There’s also the matter of qualifying equipment. According to Section179.org, qualifying property includes machines, business vehicles with a gross vehicle weight of more than 6,000 pounds, computers, office furniture, office equipment, property attached to a building, and other similar items.
The key is to act swiftly, Section 179 can change from year to year – and has even been known to change mid-year. In other words, it’s beneficial to take advantage of this deduction as soon as possible. The longer you wait, the more you risk losing out on this flexibility.
“Experts believe that, eventually, the bonus depreciation may be done away with,” says one industry insider, “but until then it will continue to energize those who are trying to revitalize their brands, start a new chapter in their lives, and enter into an extremely high-risk market without gambling everything they have away.”
Big Savings are Waiting for You
While the thought of another tax deduction may not sound “sexy” to you, think about it in terms of savings.
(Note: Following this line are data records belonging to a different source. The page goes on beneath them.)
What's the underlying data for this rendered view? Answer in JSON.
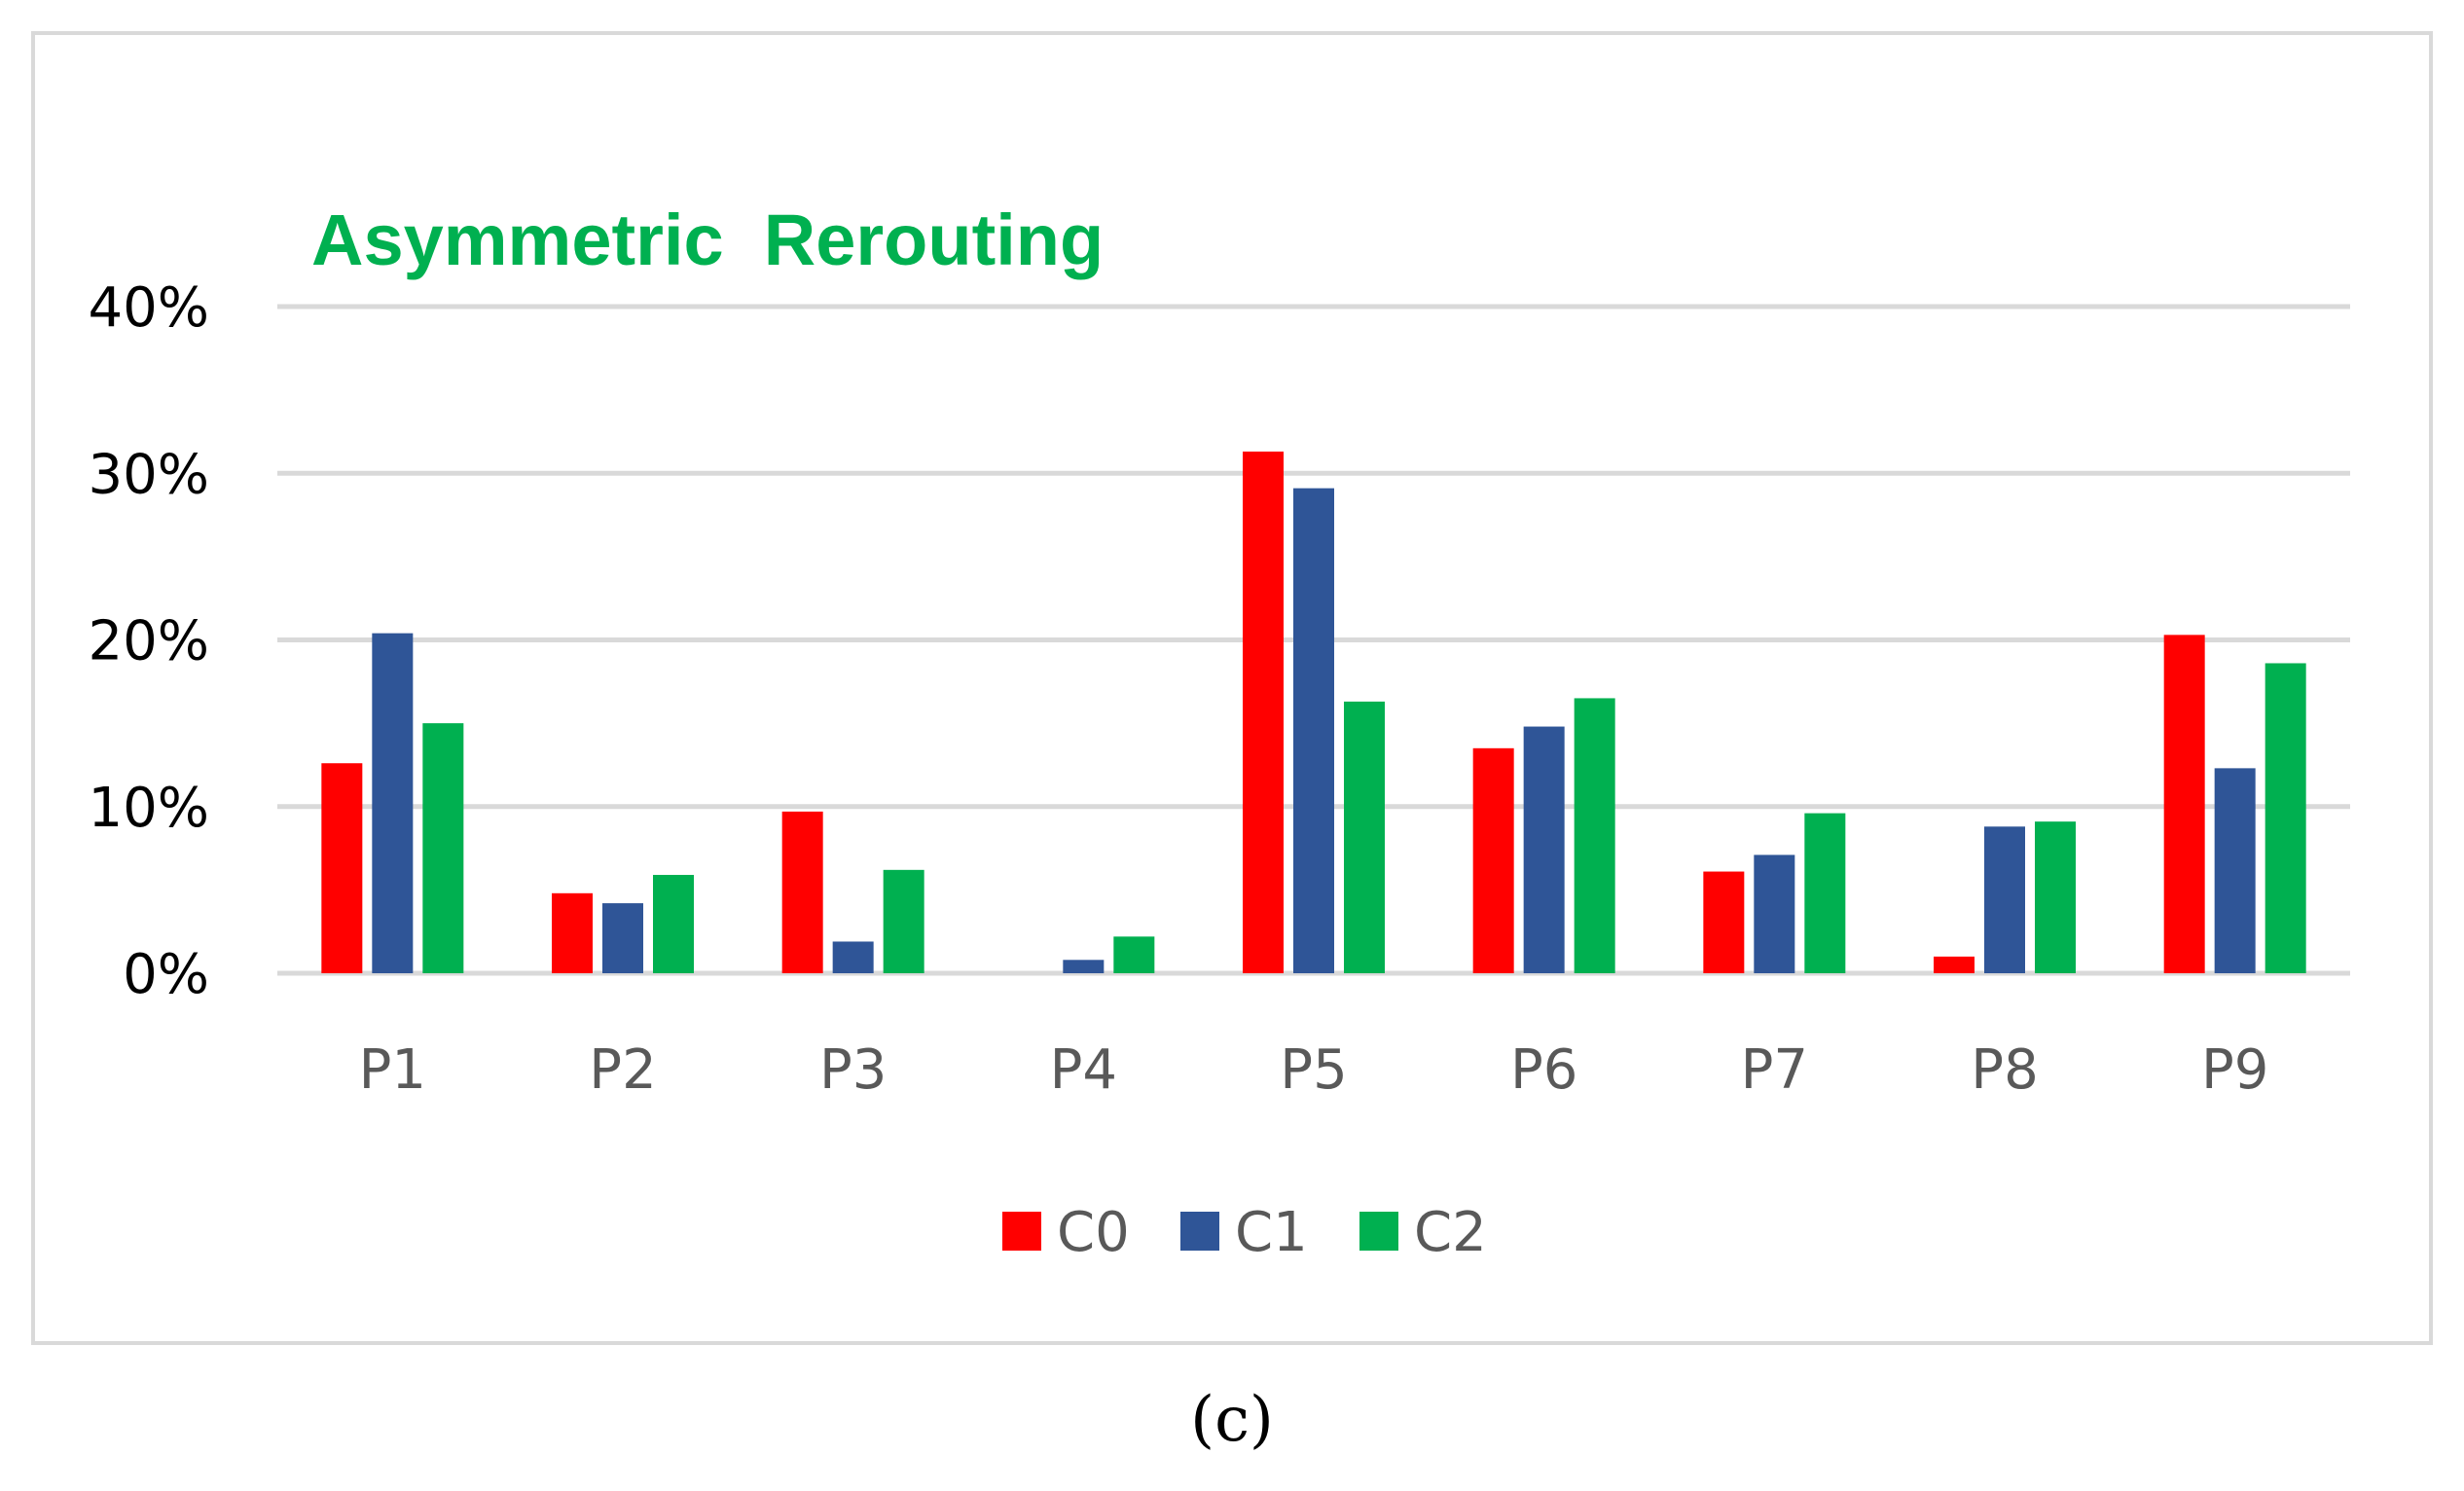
{
  "chart_data": {
    "type": "bar",
    "title": "Asymmetric  Rerouting",
    "caption": "(c)",
    "xlabel": "",
    "ylabel": "",
    "ylim": [
      0,
      40
    ],
    "yticks": [
      "0%",
      "10%",
      "20%",
      "30%",
      "40%"
    ],
    "ytick_values": [
      0,
      10,
      20,
      30,
      40
    ],
    "grid": true,
    "legend_position": "bottom",
    "categories": [
      "P1",
      "P2",
      "P3",
      "P4",
      "P5",
      "P6",
      "P7",
      "P8",
      "P9"
    ],
    "series": [
      {
        "name": "C0",
        "color": "#ff0000",
        "values": [
          12.6,
          4.8,
          9.7,
          0,
          31.3,
          13.5,
          6.1,
          1.0,
          20.3
        ]
      },
      {
        "name": "C1",
        "color": "#2f5597",
        "values": [
          20.4,
          4.2,
          1.9,
          0.8,
          29.1,
          14.8,
          7.1,
          8.8,
          12.3
        ]
      },
      {
        "name": "C2",
        "color": "#00b050",
        "values": [
          15.0,
          5.9,
          6.2,
          2.2,
          16.3,
          16.5,
          9.6,
          9.1,
          18.6
        ]
      }
    ]
  }
}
In this infographic, they lay out a sample Section 179 tax deduction scenario to show small business owners just how important it is to claim this benefit.
In the example, the equipment cost is $750,000, the Section 179 deduction is $500,000, the bonus depreciation is $125,000, and the first year deduction is $650,000. As a result, the cash savings in the 35 percent tax bracket would come to $227,500. This brings the cost of the equipment after tax savings all the way down to $522, 500 – or a whopping 30 percent off.
Maximize Your Tax Savings
As a small business owner, there’s a lot to think about during tax season. And while it’s fine to leave out certain minor deductions, Section 179 is not a deduction you want to forget about. If you’re eligible for this tax break, you could potentially save hundreds of thousands of dollars.
Before finalizing your taxes, make sure you and your accountant have discussed this option and maximized your tax savings. It can significantly lower your tax burden and provide the extra boost your company needs to thrive in 2016.